鸡汤在搪瓷桶里闷了一路,掀盖的时候蒸汽窜上来,清亮的金色汤底浮著一层细碎油花。
鸡骨的鲜香穿过后勤通道,拐了个弯,飘向住院部后门。
十一点。
住院部后门推开了。
第一个出来的是个穿病號服的老头,拄著拐,走了两步又回去了。
第二个是个提暖壶的中年男人,步子急,奔水房去了。
第三个是个女人。
四十岁上下,头髮用黑皮筋扎著,外套皱巴巴的,袖口翻著白边。
她右手提著一只空的铝饭盒,饭盒盖子没扣严,里头什么都没有。
鸡汤的味道够远。
女人走到通道拐角处停下来。鼻翼翕动了两下。她扭头,看见了那块硬纸板。
走过来的时候脚步犹豫,走两步停一步。到了摊前,眼睛先看案板——乾净的。
再看林江的手——指甲齐平,没有污渍。最后看价格。
“鸡汤餛飩……三块?”
“三块一碗,八个。”
林江从锅里舀了小半碗汤,搁在案板边沿。
“尝尝。”
女人犹豫了一下,端起来抿了一口。
汤是热的。鸡骨的鲜甜从舌尖滑到喉咙底,乾净,没有杂味,一滴味精都没放。
她的嘴唇抖了一下。饭盒攥紧了。
“我妈住院半个月了。”
声音很轻。
“什么都吃不下。医院食堂的粥她看一眼就推开。就想喝口热汤……”
后半句话碎在喉咙里。
林江没接话。
他拧开煤球通风口,清水下锅烧开,餛飩下去。薄皮在沸水里翻了两个滚就鼓起来,粉白的肉馅撑开麵皮。

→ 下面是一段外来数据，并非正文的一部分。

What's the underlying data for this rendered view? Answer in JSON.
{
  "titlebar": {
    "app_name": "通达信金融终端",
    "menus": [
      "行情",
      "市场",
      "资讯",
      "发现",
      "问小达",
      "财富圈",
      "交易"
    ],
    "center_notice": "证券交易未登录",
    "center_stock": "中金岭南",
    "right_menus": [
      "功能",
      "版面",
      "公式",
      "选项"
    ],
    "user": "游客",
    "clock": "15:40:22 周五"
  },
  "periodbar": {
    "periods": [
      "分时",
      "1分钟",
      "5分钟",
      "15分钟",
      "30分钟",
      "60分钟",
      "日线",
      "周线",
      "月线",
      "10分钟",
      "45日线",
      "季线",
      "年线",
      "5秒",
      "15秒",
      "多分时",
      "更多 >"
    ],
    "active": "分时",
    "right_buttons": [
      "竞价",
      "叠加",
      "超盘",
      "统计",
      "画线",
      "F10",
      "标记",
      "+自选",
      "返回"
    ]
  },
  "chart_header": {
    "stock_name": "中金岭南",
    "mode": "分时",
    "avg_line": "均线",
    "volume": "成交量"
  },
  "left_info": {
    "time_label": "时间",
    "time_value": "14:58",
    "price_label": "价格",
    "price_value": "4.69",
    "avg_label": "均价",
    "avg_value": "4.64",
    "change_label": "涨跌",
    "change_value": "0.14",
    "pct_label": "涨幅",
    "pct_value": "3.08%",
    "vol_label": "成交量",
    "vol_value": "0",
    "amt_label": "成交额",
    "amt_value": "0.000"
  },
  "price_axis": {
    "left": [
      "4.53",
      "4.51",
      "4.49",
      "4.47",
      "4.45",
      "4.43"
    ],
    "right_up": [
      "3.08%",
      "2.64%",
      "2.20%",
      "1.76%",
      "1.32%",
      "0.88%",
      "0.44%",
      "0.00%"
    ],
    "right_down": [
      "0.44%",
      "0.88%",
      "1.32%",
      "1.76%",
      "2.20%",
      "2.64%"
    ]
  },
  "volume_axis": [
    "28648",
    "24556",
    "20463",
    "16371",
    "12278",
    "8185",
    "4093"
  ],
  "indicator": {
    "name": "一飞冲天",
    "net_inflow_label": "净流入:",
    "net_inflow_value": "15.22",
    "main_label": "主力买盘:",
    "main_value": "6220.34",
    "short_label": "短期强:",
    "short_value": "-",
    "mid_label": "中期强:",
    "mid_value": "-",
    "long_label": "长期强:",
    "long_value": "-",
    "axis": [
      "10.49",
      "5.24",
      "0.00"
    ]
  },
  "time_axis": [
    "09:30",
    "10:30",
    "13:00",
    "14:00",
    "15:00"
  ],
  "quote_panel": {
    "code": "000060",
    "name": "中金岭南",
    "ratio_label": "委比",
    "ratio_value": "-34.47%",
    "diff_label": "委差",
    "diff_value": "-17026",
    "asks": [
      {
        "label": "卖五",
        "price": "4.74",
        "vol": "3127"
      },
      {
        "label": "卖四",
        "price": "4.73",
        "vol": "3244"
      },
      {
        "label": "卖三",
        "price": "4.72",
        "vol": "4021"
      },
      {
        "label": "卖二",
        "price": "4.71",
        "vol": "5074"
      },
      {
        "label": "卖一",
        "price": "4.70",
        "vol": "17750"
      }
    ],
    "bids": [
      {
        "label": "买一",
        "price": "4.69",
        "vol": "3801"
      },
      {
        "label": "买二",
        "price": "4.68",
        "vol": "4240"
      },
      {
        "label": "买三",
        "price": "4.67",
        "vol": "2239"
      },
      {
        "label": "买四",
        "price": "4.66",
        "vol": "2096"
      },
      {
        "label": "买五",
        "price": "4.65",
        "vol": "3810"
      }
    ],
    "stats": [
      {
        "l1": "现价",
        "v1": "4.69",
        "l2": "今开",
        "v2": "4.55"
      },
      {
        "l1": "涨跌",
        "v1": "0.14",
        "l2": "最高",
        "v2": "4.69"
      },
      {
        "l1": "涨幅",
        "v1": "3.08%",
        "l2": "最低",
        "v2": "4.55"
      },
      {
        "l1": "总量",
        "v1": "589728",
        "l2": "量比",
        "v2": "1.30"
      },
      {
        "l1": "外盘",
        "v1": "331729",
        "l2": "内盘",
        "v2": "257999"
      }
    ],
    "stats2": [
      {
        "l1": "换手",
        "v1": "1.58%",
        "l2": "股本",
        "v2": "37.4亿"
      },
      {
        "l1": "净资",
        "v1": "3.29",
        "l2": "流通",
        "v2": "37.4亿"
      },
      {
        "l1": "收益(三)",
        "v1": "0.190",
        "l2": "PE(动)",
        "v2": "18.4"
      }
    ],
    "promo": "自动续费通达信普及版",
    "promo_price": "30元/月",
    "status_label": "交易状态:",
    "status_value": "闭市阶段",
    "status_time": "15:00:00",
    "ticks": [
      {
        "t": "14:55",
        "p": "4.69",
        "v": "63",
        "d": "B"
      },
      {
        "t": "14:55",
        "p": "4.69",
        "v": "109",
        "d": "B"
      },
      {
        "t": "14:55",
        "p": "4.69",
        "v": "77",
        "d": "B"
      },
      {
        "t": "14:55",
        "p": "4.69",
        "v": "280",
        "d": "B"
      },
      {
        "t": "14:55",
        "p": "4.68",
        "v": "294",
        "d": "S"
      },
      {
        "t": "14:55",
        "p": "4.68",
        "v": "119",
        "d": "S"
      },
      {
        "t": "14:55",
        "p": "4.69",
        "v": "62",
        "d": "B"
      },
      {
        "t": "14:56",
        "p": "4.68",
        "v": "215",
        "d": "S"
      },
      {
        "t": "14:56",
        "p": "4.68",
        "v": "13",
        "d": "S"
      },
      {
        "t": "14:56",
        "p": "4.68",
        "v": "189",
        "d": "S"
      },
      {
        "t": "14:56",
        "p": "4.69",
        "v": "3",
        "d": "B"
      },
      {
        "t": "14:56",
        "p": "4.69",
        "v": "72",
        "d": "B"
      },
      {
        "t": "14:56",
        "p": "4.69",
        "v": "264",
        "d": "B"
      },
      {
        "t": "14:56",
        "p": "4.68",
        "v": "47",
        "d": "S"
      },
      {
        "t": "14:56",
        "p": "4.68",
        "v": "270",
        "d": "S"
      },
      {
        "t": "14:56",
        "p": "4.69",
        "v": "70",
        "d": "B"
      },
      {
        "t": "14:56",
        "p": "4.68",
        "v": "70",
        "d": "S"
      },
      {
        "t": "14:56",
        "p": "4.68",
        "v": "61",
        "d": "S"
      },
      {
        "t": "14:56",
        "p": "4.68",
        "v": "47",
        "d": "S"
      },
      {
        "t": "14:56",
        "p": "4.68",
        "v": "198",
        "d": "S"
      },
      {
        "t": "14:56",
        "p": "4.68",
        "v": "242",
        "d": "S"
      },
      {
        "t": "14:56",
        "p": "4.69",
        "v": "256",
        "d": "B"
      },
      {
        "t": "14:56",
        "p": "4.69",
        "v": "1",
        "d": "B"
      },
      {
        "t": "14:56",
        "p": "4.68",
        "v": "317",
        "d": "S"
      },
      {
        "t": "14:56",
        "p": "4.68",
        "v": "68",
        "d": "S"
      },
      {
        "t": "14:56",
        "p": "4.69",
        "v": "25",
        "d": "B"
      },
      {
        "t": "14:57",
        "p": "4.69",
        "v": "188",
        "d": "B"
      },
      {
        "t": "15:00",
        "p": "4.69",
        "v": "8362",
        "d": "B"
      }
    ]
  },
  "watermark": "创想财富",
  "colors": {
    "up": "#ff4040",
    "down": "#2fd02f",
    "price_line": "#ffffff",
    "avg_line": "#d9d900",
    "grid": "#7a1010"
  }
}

漏勺捞进铝饭盒,浇上滚烫的鸡汤,撒一撮细葱花,筷子尖蘸一滴麻油点在汤麵上。
又舀了一碗小米鱼汤粥。金色米油浮面,稠而不糊。
“餛飩皮薄,不费牙口。粥温著喝,养胃。”
女人掏出五块钱。林江找了她两张皱巴巴的一块。
她攥著饭盒往回跑。脚步比来时快了一倍。
二十分钟后,她又出来了。
身后跟著两个人。一个中年男人提著搪瓷缸子,一个年轻媳妇抱著保温壶。
“就是这儿,鸡汤。”女人指著摊位,声音带著劲,“我妈喝了大半碗,还吃了三个餛飩。半个月了,头一回吃这么多。”
年轻媳妇凑到搪瓷桶前闻了一下,眼睛亮了。
“一碗餛飩一碗粥,行不行?”
“行。”
中年男人拍了拍搪瓷缸子。
“粥给我来两碗,装满。我爸胃切了三分之一,大夫说只能喝稀的。”
林江舀粥的时候颳了桶底。浓稠的米油掛了满满一层。
“胃术后別喝太烫。温著,含嘴里再咽。”
中年男人愣了一下,点头。
本章未完,点击下一页继续阅读。(1 / 2)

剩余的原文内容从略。